Die Gespräche der beiden Frauen kreisten um ihre inhaftierten Ehemänner und um ihr verlassenes Haus, bis sie von Auguste Michelson zum Abendessen geholt wurden. Die beiden Michelsons hatten noch unzerstörtes Porzellan gefunden, so dass sie den Tisch in gewohnter Weise decken konnten.
Als sie ihre Plätze eingenommen hatten, sprach Carl Michelson das Tischgebet: „Gepriesen seist du, Ewiger, unser Gott; du regierst die Welt. Du lässt die Erde Brot hervorbringen.“
Es gab nur ein wenig Brot, Butter und Marmelade, dazu schwarzen Tee.
„Wir haben die Entwicklung hier in Deutschland falsch eingeschätzt“, sagte Carl Michelson. „Die Weinbergs haben es richtig gemacht, die sind rechtzeitig ausgewandert. Die haben zwar viel verloren, haben ihr Leben aber gerettet und noch genug für einen Neuanfang in Amerika.“
Erna Worms schüttelte den Kopf. „Mein Willy hat im Weltkrieg sein Leben eingesetzt, hat sogar ein Bein verloren.

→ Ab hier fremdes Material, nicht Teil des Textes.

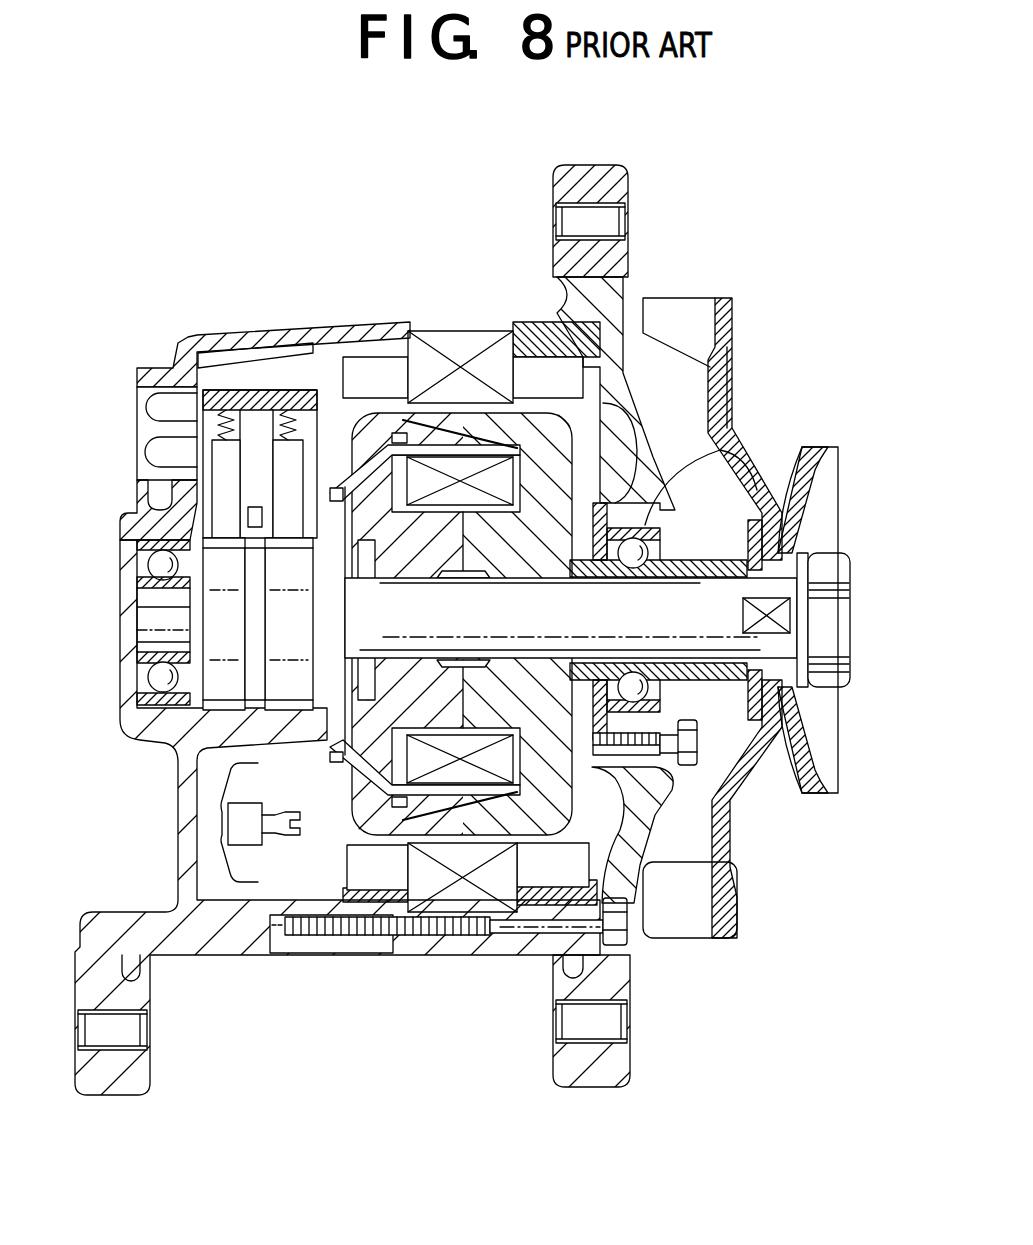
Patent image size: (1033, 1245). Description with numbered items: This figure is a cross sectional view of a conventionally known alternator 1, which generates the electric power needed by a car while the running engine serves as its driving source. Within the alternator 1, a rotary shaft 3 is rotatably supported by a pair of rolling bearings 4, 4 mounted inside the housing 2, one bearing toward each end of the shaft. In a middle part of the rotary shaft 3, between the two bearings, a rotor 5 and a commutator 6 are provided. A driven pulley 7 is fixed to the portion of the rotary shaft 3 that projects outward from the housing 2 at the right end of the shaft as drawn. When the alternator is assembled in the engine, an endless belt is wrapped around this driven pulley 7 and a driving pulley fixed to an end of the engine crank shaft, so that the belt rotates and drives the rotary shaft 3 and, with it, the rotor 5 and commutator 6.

The alternator 1 is at (645, 232).
The housing 2 is at (368, 950).
The rotary shaft 3 is at (694, 596).
The rolling bearings 4 is at (147, 527).
The rotor 5 is at (385, 818).
The commutator 6 is at (220, 606).
The driven pulley 7 is at (807, 503).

Ich glaube nicht, dass unser Leben bedroht ist. So undankbar kann doch keine Regierung sein.“
Carl Michelson lächelte dünn. „Blicken Sie sich doch einmal im Hause um“, sagte er. „Ich vermute, in Ihrem Haus wird es nicht viel anders aussehen – oder?“
Erna Worms nickte. „Das ist doch nur die Wut über den Tod dieses Botschaftsangehörigen in Paris. Das wird sich nach ein paar Tagen wieder legen.“
Auguste Michelson holte tief Luft und atmete hörbar aus. „Wir werden sehen, Frau Worms. Ihren Optimismus möchte ich haben. Hoffentlich werden Sie nicht furchtbar enttäuscht.“
Martha Worms schwieg bei dem Gespräch. Sie war eine ängstliche Frau. Ohne ihre Schwägerin hätte sie sich in der jetzigen Situation wohl kaum zurecht gefunden.
Nach Einbruch der Dämmerung wurde es draußen plötzlich laut. Erna und Martha Worms, die sich wieder in ihrem Zimmer befanden, sahen, dass sich auf dem Marktplatz Menschen versammelten. SA-Männer und halbwüchsige Hitlerjungen schleppten Sachen heran, die in der Mitte des Platzes auf einen Haufen geworfen wurden. Größere Gegenstände, offenbar Bänke oder Stühle, wurden zertrümmert und landeten ebenfalls auf dem Haufen, der dadurch weiter anwuchs. Immer mehr Menschen kamen zusammen.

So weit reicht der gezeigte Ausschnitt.